Improving Latent Reasoning in LLMs via Soft Concept Mixing
This addresses a bottleneck in LLM reasoning for AI applications, but it is incremental as it builds directly on prior work like Soft Thinking.
The paper tackles the gap between LLMs' discrete token training and latent reasoning via soft concepts by proposing Soft Concept Mixing (SCM), a training scheme that mixes soft concept vectors into hidden states and optimizes with RL, resulting in improved reasoning performance on five benchmarks.

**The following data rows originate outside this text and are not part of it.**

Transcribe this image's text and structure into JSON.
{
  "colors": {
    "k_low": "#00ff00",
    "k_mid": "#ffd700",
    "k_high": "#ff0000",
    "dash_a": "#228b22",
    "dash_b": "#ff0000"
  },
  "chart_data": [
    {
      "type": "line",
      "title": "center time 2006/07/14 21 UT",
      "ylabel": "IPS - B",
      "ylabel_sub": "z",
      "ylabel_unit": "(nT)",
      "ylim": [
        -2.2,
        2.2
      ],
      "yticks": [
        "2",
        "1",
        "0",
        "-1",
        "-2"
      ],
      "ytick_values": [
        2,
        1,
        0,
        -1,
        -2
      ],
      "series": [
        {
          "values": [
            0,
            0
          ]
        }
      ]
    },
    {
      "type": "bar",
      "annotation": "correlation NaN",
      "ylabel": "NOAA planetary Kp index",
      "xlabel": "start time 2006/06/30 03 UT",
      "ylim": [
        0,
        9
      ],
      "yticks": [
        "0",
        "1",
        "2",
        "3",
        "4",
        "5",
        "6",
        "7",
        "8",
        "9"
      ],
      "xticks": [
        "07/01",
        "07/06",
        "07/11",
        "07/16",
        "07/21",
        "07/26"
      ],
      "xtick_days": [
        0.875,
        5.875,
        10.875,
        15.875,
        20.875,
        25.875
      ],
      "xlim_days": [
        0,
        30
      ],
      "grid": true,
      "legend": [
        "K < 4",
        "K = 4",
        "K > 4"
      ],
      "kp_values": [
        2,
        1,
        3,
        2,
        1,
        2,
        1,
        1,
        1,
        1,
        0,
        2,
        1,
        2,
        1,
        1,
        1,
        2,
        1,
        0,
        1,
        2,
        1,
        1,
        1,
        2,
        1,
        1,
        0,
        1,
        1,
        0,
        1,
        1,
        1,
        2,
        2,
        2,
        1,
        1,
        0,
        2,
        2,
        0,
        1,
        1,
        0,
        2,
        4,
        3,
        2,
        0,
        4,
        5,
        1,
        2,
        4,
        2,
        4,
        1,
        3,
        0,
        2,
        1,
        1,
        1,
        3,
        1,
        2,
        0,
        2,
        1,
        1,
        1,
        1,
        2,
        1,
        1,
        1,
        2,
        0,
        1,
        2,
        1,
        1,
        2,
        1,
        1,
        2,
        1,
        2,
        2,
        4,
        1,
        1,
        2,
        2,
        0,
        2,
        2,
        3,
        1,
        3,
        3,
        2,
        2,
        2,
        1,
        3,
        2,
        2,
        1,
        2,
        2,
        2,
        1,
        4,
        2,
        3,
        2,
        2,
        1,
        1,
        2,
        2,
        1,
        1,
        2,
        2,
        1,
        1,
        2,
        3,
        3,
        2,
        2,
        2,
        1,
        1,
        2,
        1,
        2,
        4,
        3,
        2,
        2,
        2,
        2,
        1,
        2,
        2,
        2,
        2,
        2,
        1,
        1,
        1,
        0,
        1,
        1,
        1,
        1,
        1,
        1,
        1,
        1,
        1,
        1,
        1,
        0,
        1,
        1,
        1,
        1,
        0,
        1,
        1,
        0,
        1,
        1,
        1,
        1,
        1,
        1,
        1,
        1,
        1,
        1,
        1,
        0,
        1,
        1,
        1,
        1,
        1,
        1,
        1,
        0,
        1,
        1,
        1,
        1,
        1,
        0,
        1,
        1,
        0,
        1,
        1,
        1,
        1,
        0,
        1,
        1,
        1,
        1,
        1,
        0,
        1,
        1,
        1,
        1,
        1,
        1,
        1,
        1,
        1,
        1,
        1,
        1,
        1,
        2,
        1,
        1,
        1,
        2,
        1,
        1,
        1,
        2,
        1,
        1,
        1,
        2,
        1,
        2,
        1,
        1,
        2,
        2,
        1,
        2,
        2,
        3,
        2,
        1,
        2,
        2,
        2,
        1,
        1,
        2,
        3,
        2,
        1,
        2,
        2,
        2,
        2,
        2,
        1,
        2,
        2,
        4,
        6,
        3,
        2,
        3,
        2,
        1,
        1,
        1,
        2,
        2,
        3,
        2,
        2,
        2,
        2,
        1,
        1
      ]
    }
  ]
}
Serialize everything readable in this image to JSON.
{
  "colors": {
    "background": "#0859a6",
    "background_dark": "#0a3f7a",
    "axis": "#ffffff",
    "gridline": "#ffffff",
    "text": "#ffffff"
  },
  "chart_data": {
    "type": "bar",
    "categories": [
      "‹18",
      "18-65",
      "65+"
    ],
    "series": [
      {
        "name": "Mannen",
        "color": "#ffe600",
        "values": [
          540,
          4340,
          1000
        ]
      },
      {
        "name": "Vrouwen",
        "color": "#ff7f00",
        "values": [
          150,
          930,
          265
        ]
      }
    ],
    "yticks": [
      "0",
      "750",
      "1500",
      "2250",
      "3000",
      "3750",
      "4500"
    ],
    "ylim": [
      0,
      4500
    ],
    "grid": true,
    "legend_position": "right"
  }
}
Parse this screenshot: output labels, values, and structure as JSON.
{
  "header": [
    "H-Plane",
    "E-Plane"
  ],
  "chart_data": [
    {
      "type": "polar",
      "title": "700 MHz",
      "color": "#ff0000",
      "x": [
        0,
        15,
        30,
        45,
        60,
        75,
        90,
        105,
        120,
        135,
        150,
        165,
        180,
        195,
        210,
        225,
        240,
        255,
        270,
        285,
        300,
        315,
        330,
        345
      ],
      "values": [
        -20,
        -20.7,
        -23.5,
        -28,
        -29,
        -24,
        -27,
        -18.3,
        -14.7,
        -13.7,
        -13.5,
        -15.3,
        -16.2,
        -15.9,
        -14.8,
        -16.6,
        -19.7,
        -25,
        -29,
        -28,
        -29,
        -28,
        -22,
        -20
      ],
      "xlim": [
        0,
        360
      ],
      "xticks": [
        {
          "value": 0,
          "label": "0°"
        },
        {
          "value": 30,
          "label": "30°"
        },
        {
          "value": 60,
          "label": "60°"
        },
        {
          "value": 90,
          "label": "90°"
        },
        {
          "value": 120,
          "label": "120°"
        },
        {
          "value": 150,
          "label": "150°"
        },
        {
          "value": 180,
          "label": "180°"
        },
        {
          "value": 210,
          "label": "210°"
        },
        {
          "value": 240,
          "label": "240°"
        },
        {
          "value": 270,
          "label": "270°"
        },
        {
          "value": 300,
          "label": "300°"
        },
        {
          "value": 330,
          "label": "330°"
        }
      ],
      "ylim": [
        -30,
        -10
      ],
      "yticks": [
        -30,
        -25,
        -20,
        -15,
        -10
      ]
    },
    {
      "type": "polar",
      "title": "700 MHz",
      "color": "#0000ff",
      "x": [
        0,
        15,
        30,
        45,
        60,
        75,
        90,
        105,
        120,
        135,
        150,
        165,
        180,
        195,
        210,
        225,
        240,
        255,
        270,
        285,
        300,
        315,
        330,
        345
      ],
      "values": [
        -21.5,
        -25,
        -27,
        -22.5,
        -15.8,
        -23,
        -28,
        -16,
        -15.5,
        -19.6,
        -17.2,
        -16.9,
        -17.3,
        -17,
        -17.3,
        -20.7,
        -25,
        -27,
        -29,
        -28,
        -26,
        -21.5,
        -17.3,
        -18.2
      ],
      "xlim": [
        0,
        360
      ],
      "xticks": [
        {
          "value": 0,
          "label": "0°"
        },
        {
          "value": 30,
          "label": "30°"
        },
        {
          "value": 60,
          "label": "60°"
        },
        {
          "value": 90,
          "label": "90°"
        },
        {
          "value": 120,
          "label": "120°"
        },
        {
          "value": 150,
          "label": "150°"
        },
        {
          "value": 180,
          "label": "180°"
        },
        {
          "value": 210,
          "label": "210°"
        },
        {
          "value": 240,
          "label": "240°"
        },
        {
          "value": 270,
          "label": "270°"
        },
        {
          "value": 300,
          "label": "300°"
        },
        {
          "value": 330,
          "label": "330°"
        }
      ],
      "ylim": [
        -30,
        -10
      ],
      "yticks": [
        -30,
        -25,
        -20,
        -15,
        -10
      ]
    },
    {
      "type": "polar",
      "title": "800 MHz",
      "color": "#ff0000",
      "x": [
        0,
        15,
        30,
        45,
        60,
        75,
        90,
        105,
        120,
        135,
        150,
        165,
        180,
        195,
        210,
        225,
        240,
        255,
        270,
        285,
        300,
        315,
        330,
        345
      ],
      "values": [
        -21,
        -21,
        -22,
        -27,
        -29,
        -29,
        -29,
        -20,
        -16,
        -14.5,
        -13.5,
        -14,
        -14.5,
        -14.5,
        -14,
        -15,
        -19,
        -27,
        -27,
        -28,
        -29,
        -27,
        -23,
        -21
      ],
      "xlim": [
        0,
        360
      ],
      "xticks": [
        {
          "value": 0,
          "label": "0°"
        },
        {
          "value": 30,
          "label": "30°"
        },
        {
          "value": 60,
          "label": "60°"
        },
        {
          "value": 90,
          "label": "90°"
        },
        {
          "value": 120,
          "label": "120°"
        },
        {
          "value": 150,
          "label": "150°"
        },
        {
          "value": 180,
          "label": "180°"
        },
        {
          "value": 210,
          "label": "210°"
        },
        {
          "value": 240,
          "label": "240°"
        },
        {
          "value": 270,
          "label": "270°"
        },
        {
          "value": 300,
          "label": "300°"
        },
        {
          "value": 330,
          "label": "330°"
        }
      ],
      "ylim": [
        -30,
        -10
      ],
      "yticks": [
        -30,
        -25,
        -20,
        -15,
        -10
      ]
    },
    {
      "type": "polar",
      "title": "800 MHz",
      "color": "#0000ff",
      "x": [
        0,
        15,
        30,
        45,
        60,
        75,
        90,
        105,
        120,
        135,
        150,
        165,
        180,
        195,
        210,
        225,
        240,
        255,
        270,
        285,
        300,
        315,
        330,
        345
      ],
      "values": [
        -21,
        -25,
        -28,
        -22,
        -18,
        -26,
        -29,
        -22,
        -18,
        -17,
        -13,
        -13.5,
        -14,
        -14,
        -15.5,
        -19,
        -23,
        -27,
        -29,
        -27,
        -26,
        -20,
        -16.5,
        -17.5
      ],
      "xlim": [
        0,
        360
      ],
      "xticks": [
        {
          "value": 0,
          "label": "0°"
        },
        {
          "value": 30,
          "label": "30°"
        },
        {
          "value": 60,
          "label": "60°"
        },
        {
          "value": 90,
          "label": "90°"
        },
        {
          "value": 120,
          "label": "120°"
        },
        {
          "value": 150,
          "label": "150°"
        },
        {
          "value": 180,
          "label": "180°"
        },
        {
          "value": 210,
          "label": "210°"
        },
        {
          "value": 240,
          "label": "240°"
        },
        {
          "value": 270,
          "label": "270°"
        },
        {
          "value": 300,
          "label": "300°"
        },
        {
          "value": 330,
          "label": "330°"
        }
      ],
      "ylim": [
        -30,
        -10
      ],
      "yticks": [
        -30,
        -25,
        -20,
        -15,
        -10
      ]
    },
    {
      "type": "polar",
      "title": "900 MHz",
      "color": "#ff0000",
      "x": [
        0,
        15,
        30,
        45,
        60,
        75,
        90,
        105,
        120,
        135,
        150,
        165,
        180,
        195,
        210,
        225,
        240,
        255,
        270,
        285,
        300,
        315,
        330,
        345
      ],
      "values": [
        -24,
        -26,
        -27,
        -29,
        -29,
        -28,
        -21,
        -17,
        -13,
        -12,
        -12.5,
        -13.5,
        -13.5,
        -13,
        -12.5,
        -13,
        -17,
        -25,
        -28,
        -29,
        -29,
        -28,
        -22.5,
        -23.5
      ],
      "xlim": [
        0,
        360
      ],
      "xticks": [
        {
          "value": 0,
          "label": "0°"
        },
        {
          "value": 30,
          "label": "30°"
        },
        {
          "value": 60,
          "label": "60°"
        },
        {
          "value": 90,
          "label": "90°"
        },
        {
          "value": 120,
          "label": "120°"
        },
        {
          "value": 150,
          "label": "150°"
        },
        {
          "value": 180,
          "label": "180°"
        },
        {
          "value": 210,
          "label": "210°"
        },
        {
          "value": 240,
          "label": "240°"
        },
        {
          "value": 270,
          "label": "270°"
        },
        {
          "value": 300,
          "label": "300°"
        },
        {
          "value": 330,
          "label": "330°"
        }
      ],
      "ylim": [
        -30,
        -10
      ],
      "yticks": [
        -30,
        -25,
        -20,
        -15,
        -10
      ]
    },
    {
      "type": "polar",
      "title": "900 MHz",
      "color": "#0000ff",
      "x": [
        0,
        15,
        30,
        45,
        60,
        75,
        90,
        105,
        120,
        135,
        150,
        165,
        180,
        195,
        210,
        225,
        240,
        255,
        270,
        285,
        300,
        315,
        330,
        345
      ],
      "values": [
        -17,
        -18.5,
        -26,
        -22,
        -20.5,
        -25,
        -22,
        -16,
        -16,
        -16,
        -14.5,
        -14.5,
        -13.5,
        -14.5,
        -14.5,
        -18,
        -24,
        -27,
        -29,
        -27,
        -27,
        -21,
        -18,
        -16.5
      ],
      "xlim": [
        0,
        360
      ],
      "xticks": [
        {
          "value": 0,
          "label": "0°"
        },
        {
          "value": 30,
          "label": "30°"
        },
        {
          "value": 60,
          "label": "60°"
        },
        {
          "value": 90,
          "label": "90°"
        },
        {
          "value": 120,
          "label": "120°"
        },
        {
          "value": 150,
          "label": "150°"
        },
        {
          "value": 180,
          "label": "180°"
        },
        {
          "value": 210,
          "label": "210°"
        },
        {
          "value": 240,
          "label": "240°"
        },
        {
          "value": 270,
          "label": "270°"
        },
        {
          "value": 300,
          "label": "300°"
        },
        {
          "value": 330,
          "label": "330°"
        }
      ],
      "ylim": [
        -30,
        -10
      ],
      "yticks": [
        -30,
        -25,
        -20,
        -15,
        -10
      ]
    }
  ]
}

Unlike human reasoning in abstract conceptual spaces, large language models (LLMs) typically reason by generating discrete tokens, which potentially limit their expressive power. The recent work Soft Thinking has shown that LLMs' latent reasoning via soft concepts is a promising direction, but LLMs are trained on discrete tokens. To reduce this gap between the soft concepts in reasoning and the discrete tokens in training, we propose Soft Concept Mixing (SCM), a soft concept aware training scheme that directly exposes the model to soft representations during training. Specifically, SCM constructs a soft concept vector by forming a probability-weighted average of embeddings. Then, this vector is mixed into the model's hidden states, which embody rich contextual information. Finally, the entire latent reasoning process is optimized with Reinforcement Learning (RL). Experiments on five reasoning benchmarks demonstrate that SCM improves the reasoning performance of LLMs, and simultaneously maintains a stable training dynamic.